Caiado recorreu a dois casos conhecidos para marcar distância dos dois adversários. “Vocês já me viram em rachadinha? Vocês já me viram em mensalão?”, perguntou, ao prometer governar com autoridade moral. O candidato disse ainda que pretende realizar ajuste fiscal “cortando na carne”, citou medidas adotadas durante sua gestão em Goiás e sustentou que a confiança dos mercados exige do próximo presidente sinais de responsabilidade fiscal. Também foram sabatinados, em separado, Romeu Zema, Renan Santos e o próprio Flávio Bolsonaro. Lula foi convidado e não compareceu.
O episódio se encaixa num arco que começou dois dias antes. No domingo, 2 de agosto, Lula oficializou sua candidatura à reeleição em convenção realizada em São Paulo. No mesmo dia, em João Pessoa, o candidato do PL discursou na convenção estadual do partido e afirmou que “o Nordeste é a solução do Brasil”, lembrando o desempenho de Jair Bolsonaro na região em 2018. Ali, prometeu garantir o Bolsa Família, ainda que tenha dito que o programa não deve ser “o final do caminho”, e defendeu a geração de empregos de qualidade. O evento oficializou a candidatura de Efraim Filho ao governo da Paraíba, tendo como vice a advogada Nayana Pontes.
A cobertura de centro relatou os dois eventos de forma factual e acrescentou o contraponto documental ao aceno do candidato do PL: em 2006, quando era deputado estadual no Rio de Janeiro, ele havia criticado o Bolsa Família da tribuna, chamando-o de estímulo para casais terem mais filhos, e o pai também atacava o programa antes de ampliá-lo na Presidência.

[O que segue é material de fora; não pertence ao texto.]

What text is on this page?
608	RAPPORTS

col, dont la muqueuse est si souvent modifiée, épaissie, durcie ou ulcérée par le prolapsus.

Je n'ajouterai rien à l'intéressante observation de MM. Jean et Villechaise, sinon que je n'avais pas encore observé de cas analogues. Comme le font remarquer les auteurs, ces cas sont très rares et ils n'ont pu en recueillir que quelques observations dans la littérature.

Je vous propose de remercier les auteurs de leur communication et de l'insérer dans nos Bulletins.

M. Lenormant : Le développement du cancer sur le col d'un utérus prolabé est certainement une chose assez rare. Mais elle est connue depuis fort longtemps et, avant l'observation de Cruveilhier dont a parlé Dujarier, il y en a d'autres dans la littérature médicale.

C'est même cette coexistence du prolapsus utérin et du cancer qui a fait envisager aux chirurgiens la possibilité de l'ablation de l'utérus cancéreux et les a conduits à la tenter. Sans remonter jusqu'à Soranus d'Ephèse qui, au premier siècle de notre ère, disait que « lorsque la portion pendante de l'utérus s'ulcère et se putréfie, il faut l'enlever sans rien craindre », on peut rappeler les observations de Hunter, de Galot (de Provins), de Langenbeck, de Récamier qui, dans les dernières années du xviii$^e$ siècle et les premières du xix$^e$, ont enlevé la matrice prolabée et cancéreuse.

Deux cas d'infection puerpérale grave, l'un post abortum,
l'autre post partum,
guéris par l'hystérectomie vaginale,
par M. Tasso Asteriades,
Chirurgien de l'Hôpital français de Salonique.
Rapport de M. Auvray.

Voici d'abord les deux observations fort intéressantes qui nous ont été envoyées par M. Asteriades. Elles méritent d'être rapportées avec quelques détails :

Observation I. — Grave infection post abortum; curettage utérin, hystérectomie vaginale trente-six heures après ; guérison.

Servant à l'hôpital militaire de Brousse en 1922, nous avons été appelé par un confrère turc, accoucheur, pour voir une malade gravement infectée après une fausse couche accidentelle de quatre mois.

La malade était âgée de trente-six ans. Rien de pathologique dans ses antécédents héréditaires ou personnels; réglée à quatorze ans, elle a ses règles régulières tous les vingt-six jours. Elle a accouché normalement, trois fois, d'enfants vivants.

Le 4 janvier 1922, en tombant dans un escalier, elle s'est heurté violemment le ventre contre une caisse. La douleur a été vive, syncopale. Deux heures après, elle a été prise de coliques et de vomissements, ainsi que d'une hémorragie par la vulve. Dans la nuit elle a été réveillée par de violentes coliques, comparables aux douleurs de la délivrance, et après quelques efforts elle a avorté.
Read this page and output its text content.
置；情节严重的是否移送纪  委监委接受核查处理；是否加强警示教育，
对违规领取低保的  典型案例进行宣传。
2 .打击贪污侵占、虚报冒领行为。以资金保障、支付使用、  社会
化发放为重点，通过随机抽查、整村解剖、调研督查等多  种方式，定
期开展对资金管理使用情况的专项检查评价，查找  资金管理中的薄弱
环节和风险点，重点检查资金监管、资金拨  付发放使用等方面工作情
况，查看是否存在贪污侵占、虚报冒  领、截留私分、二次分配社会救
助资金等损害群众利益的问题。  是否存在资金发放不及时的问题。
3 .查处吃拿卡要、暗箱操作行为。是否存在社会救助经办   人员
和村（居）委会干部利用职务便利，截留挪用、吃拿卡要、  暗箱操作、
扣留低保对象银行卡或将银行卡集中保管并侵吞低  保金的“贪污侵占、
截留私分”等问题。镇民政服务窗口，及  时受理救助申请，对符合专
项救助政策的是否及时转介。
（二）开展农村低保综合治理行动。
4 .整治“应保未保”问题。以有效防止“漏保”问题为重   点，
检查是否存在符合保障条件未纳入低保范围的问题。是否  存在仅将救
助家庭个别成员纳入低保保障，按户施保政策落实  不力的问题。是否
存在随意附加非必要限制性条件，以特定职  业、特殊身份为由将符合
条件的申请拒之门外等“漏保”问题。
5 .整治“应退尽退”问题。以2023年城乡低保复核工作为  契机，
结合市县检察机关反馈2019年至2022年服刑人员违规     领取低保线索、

Essa cobertura registrou ainda as críticas do candidato ao Desenrola, programa federal de renegociação de dívidas, ancoradas em levantamento da Confederação Nacional do Comércio segundo o qual 80,9% das famílias brasileiras declararam ter alguma dívida em abril deste ano, além da promessa de pena mínima de oito anos para o furto de celular.
Já os veículos de direita concentraram o foco na sabatina e no argumento da integridade pessoal como critério de escolha, dando destaque ao ataque cruzado do candidato do PSD e à defesa do ajuste fiscal como condição de previsibilidade econômica. Até o momento, nenhum veículo de esquerda cobriu o episódio no material reunido, de modo que não há registro do enquadramento que esse campo daria aos fatos, nem resposta publicada do PT ou do PL às acusações.
As divergências de cobertura ficam menos na descrição dos fatos e mais na seleção do que merece destaque. Onde uma reportagem enfatiza a distância entre o discurso atual e o histórico do candidato sobre programas sociais, a outra enfatiza a acusação de escândalo familiar e a agenda de responsabilidade fiscal. Nenhuma das matérias contesta o que foi dito nos palanques.
Restam pontos em aberto. Não há resposta pública do PL às declarações do candidato do PSD, nem do PT à comparação com o segundo governo Dilma. Também não estão detalhados quais gastos seriam cortados no ajuste fiscal prometido, como a manutenção do Bolsa Família se conciliaria com esse corte, nem qual seria o desenho da mudança na legislação penal defendida em palanque. As pesquisas de intenção de voto citadas na sabatina não tiveram números divulgados nas matérias, o que impede aferir o peso de cada candidatura nesse momento da corrida.